Footnote [3.1] The first silver ducat is believed to have been struck in 1140 by Roger II., Norman king of Sicily; and ducats have been struck constantly since the twelfth century, especially at Venice (see Merchant of Venice). They have varied considerably both in weight and fineness, and consequently in value, at different times and places. Ducats have been struck in both gold and silver. The early Venetian silver ducat was worth about five shillings. The name is said, according to one account, to have been derived from the last word of the Latin legend found on the earliest Venetian gold coins:—Sit tibi, Christe, datus, quem tu regis, ducatus (duchy); according to another account it is taken from "il ducato," the name generally applied to the duchy of Apulia.
PART IV.
Footnote [4.1] Female parts continued to be played by boys in England down to the Restoration (1660). The practice of women playing in female parts was introduced somewhat earlier in Italy, but only in certain kinds of performances.
Footnote [4.2] This word is undoubtedly connected with Pasquillo (a satire), or with Pasquino, a Roman cobbler of the fifteenth century, whose shop stood near the Braschi Palace, near the Piazza Navona. He lashed the follies of his day, particularly the vices of the clergy, with caustic satire, scathing wit, and bitter stinging irony. After his death his name was transferred to a mutilated statue, upon which such satiric effusions continued to be fastened.
Pasquarello would thus combine the characteristics of the English clown with those of the Roman Pasquino.
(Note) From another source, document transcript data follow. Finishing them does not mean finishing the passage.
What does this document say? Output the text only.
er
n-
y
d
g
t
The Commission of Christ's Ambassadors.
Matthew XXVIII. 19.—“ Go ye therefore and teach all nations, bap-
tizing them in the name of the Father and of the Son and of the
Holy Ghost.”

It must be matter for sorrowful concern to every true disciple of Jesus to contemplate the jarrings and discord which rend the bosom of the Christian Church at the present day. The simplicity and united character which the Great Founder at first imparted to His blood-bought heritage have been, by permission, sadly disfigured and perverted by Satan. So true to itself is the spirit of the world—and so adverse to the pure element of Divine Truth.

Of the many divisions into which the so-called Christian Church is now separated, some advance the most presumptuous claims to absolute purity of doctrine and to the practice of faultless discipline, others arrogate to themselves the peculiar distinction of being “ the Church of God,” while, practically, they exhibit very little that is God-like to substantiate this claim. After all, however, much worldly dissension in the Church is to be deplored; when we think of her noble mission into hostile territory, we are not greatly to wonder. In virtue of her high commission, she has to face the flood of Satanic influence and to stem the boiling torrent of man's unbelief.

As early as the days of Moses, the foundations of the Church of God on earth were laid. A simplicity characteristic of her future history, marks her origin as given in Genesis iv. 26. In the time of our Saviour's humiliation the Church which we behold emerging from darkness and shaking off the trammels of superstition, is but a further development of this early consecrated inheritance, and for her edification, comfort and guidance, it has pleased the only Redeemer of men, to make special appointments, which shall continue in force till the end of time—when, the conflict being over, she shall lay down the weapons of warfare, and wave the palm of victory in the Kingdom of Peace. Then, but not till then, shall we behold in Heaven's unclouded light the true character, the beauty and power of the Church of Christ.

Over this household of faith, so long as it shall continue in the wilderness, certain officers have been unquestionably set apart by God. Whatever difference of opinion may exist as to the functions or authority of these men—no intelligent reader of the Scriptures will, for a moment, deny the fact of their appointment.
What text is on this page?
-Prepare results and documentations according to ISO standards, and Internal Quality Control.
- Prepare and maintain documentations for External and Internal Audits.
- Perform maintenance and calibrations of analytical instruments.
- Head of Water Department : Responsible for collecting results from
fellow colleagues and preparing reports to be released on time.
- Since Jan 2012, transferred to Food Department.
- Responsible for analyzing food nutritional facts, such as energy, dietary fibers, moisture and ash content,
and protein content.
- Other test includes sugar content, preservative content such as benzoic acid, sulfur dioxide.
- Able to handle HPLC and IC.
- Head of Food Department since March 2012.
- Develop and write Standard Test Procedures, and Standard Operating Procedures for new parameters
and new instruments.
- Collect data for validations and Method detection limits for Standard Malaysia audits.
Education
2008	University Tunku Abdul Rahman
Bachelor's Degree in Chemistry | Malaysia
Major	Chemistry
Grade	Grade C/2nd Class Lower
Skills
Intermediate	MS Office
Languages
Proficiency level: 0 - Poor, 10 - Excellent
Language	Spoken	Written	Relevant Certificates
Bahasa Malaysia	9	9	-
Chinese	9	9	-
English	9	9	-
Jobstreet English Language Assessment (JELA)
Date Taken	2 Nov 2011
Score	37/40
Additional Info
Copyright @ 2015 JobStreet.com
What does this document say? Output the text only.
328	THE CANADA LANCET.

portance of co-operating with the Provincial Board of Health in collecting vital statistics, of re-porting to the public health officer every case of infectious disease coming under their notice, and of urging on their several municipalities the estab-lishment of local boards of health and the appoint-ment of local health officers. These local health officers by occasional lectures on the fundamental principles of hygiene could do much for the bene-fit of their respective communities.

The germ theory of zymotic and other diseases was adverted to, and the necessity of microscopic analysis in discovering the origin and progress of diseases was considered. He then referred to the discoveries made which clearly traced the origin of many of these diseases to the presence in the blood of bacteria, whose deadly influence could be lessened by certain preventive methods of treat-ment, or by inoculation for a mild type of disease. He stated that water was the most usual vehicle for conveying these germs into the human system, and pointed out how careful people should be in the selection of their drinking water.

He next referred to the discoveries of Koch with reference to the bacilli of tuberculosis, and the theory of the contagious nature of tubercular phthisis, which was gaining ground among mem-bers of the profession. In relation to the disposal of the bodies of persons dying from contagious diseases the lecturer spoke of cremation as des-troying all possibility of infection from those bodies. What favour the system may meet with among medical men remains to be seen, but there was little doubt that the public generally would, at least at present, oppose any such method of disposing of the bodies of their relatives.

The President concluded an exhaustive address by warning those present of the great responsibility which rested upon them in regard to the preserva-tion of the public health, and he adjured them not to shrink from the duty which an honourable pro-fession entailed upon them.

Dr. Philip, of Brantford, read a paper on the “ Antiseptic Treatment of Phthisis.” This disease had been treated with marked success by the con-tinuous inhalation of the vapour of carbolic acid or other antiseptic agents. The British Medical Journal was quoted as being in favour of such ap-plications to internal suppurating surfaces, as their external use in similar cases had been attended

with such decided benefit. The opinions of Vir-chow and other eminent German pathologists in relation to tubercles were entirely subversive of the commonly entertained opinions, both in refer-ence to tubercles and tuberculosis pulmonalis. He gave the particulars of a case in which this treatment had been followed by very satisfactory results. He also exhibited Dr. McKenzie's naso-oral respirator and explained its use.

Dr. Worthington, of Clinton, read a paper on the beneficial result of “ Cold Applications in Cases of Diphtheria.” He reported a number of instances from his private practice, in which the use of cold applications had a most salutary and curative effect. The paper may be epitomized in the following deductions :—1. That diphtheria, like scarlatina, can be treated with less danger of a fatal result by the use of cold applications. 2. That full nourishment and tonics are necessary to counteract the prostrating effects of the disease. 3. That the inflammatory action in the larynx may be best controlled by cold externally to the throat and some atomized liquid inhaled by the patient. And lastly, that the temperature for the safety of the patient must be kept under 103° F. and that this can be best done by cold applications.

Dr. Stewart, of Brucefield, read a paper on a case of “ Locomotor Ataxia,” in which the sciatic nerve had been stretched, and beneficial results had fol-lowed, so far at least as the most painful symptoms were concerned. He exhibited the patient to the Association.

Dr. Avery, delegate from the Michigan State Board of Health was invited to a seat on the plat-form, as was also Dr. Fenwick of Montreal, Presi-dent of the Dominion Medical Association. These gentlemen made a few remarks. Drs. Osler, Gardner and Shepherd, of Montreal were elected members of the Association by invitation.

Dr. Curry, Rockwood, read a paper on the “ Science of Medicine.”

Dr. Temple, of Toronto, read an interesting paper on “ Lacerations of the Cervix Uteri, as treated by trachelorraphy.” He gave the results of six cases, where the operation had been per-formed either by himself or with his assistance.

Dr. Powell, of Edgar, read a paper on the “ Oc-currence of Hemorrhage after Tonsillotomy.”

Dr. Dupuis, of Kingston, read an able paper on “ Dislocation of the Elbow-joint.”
Footnote [4.3] Doctor Gratiano, a character in the popular Italian theatre called Commedia dell' Arte, was represented as a Bolognese doctor, and wore a mask with black nose and forehead and red cheeks. His rôle was that of a "pedantic and tedious poser."
PART VI.
Footnote [6.1] This was Ferdinand II., a member of the illustrious Florentine family of the Medici. He upheld the family tradition by his liberal patronage of science and letters.
Footnote [6.2] Evangelista Torricelli, the successor of the great Galileo in the chair of philosophy and mathematics at Florence, is inseparably associated with the discovery that water in a suction-pump will only rise to the height of about thirty-two feet. This paved the way to his invention of the barometer in 1643.